Natural polymeric and peptide-loaded composite wound dressings for scar prevention

Excessive or hypertrophic scarring after skin trauma can bring substantial psychological and socioeconomic burden. Achievement of attenuated scarring during wound repair remains a major clinical challenge. To limit pathological healing whilst attaining physiological restoration of skin integrity and function at wound sites, therapies should effectively reduce activity of scar-forming myofibroblasts without impeding normal granulation tissue formation by fibroblasts. Here, we developed an innovative wound dressing, prepared from genipin crosslinked hydrogel networks of carboxymethyl chitosan (CMCS), poly-gamma-glutamic acid (gamma-PGA) and anti-fibrotic polypeptide (AF38Pep).

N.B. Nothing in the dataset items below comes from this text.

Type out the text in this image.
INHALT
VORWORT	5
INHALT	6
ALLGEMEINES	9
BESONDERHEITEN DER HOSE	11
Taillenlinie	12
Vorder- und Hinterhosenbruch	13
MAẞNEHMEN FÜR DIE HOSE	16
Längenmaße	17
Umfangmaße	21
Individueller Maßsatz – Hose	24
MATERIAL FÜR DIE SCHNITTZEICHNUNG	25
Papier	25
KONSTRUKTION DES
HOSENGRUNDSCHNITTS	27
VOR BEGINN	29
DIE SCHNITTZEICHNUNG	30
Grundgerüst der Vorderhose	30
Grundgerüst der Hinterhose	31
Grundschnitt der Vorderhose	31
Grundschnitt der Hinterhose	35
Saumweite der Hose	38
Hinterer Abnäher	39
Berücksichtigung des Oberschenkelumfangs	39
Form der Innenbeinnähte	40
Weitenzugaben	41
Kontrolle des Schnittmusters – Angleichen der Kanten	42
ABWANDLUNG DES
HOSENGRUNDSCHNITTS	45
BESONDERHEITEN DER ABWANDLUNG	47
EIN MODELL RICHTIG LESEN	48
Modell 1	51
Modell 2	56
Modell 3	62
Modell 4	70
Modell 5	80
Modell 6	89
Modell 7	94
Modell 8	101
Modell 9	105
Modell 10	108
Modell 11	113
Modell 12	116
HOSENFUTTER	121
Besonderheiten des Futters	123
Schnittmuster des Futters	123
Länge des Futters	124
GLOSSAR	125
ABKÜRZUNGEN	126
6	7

The composite wound dressing for healing and scar prevention (HSP) exhibited appropriate physicochemical, biocompatible, and wound dressing properties; while selectively inhibiting the proliferation, migration, and activity of pro-fibrotic cell phenotypes. RNA-Seq data revealed that wound dressings suppressed genes related to the focal adhesion pathway in heterograft keloid fibroblasts, and this was further attenuated by inclusion of AF38Pep. Furthermore, in vivo experiments in full-thickness dermal excision and hypertrophic scar models indicated that HSP promoted reduced-scar wound healing, as evidenced by attenuated inflammation; inhibition of fibroblast to myofibroblast differentiation; facilitation of distinct skin appendage regeneration; enhancement of vascularization; and regulation of favorable collagen deposition and distribution. Taken together, HSP wound dressings demonstrated multifunctional properties that supports their suitability as a candidate therapeutic option for anti-scarring skin repair. (C) 2021 The Author(s). Published by Elsevier Ltd.

Automated summary

An innovative wound dressing has been developed to promote reduced-scar wound healing by selectively inhibiting pro-fibrotic cell phenotypes, attenuating inflammation, inhibiting fibroblast to myofibroblast differentiation, facilitating skin appendage regeneration, enhancing vascularization, and regulating favorable collagen deposition and distribution.